Zimmerman Joins Cody in Pro Baseball
Danny Cody is joined in pro baseball and in the minor leagues by 2016 graduate and San Diego Padres farmhand Mark Zimmerman, who began his fourth season of pro ball this spring. Zimmerman is a right-handed pitcher who had an outstanding first season with the Padres and played in its "Futures" Game at Petco Park in San Diego in 2016, but then suffered a setback with injury late into the 2017 season.
Zimmerman has missed most of the 2018 and 2019 seasons after having "Tommy John" surgery on his right elbow. He made his return to the pitching mound at the end of last season and was really looking forward to returning this season. Now it looks like his return now will occur in 2021.
BW Well-Represented in the Front Office Throughout Baseball
And when the Coronavirus begins to clear and the fans begin to stream back to the ballpark and the umpire gives the all-clear sign and says "Play Ball", 2015 BW grad Anthony Eder (Valley View), who is the Community Impact Coordinator for the Cleveland Indians, will be ready to go. He has been working hard and staying busy this spring.
"I've been working with our Youth Baseball Manager on pivoting our summer and fall programs," said Eder, who played on BW's CWS team in 2014. "I also was involved with the Cleveland Indians Charities, Inc. relief efforts for part-time and seasonal employees.

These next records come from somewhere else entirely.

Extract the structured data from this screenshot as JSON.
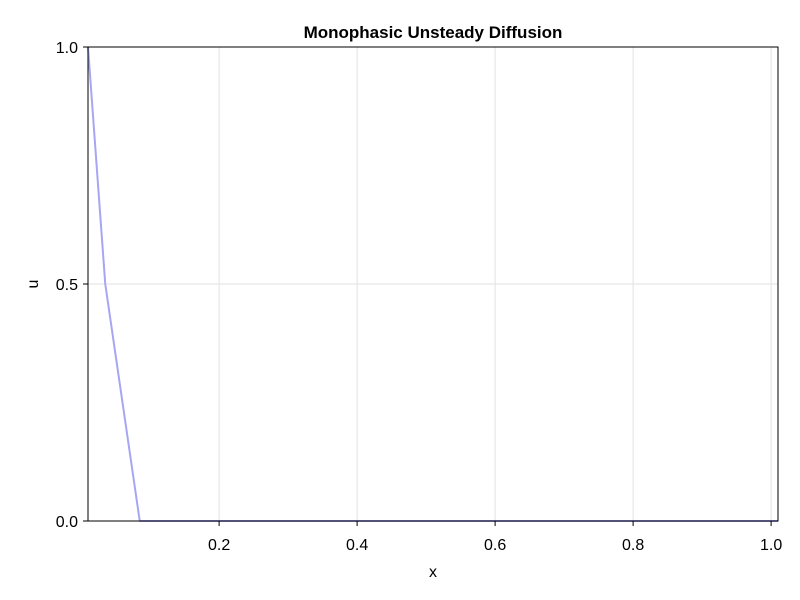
{
  "chart_data": {
    "type": "line",
    "title": "Monophasic Unsteady Diffusion",
    "xlabel": "x",
    "ylabel": "u",
    "xlim": [
      0.01,
      1.01
    ],
    "ylim": [
      0.0,
      1.0
    ],
    "x_ticks": [
      0.2,
      0.4,
      0.6,
      0.8,
      1.0
    ],
    "x_tick_labels": [
      "0.2",
      "0.4",
      "0.6",
      "0.8",
      "1.0"
    ],
    "y_ticks": [
      0.0,
      0.5,
      1.0
    ],
    "y_tick_labels": [
      "0.0",
      "0.5",
      "1.0"
    ],
    "grid": true,
    "legend": "none",
    "series": [
      {
        "color": "#a6a6f2",
        "x": [
          0.01,
          0.035,
          0.055,
          0.085,
          1.01
        ],
        "y": [
          1.0,
          0.5,
          0.3,
          0.0,
          0.0
        ]
      }
    ]
  }
}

"In addition, we have been looking for ways that we can highlight our local senior baseball and softball players in Northeast Ohio who had their seasons cut short or never had a season begin at all," said Eder. "For some, it was or would have been their only activity for the summer or the year.
Joining Eder at the Indians in the front office is 18-year veteran Penny Forster, the Manager of Corporate and Community Partnerships, and Jeremy Feador '07, who works in the communications department and is the Indians historian.

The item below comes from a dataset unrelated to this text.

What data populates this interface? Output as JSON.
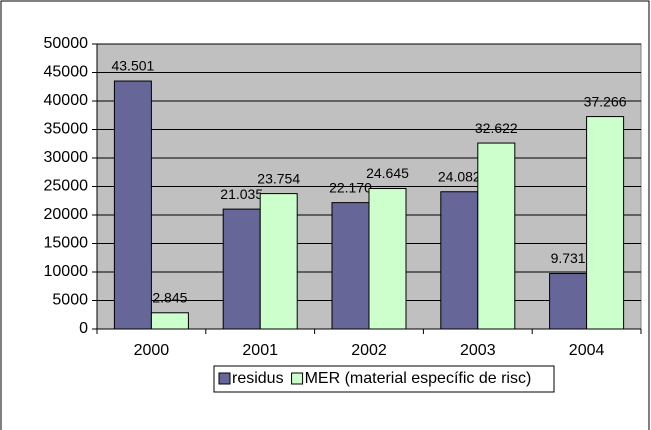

Forster Learning to Better Communicate Effectively
Two years ago, Ian Forster '18 was helping BW veteran Head Coach Brian Harrison's Yellow Jacket team win an OAC title and a berth in the NCAA Division III National Tournament and today he is working with young Cleveland Indians' hitters helping them improve their skills on-line while waiting for spring training and the season to reopen
"All of our complexes are closed except our Dominican Complex that houses our Dominican players," said Forster. "I was at our training complex in Goodyear [in Arizona] prior to the COVID-19 outbreak. Right now, the health and well-being of our players and their families is our top priority.
"One of the lessons we have learned through this pandemic is how to more effectively communicate with our younger players," said Forster. "Whether it is over the phone, via the computer, through video or zoom meetings, we have been able to improve our communication and are better able to teach skills that will enhance their skills and make them a better baseball player.

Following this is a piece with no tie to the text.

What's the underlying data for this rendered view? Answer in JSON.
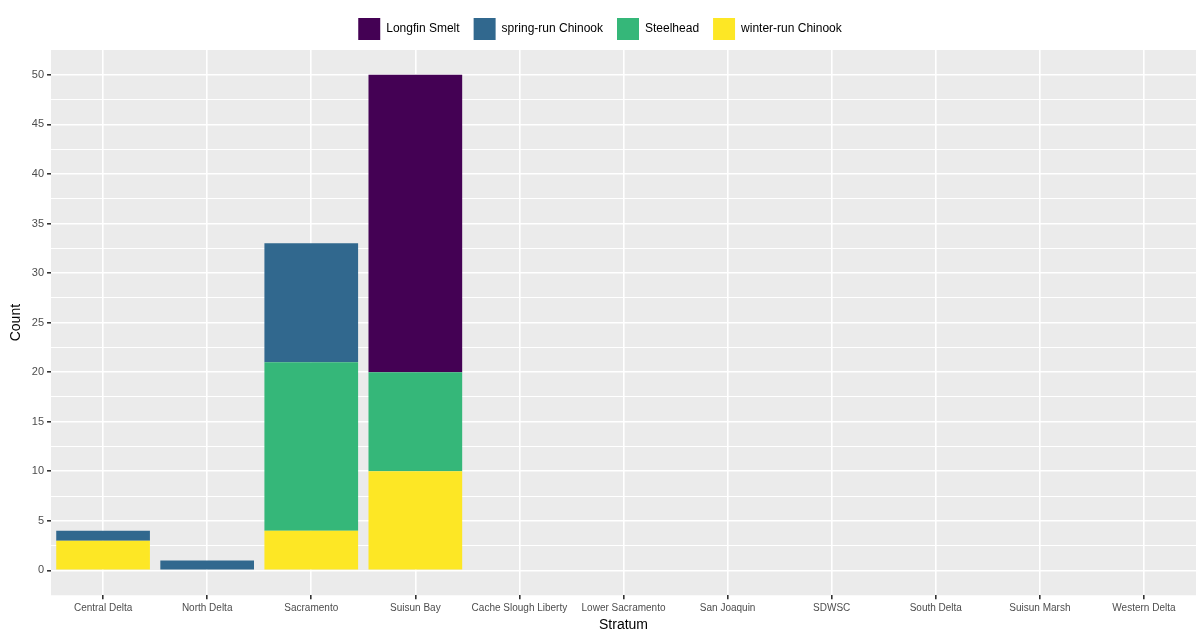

"Developing good relationships and effective communication was one of the major things I took away from playing and working with Coach Harrison while at BW," said Forster. "Seeing how important it was to on the field performance and now seeing how important it is when we do not have access to the field has helped me have a greater appreciation for it."
Some Other BW Grads Working in Professional Baseball
Five guys who deal with this type of adversity all of the time are Cleveland Indians Strength and Conditioning Coach Scott Nealon '10, Indians Strength & Conditioning Assistant Trent Kaltenbach '18, Cincinnati Reds Strength Coach Brad Epstein '05, Atlanta Braves Head Trainer George Poulos '88 and Oakland Athletics Head Trainer Nick Paparesta '94.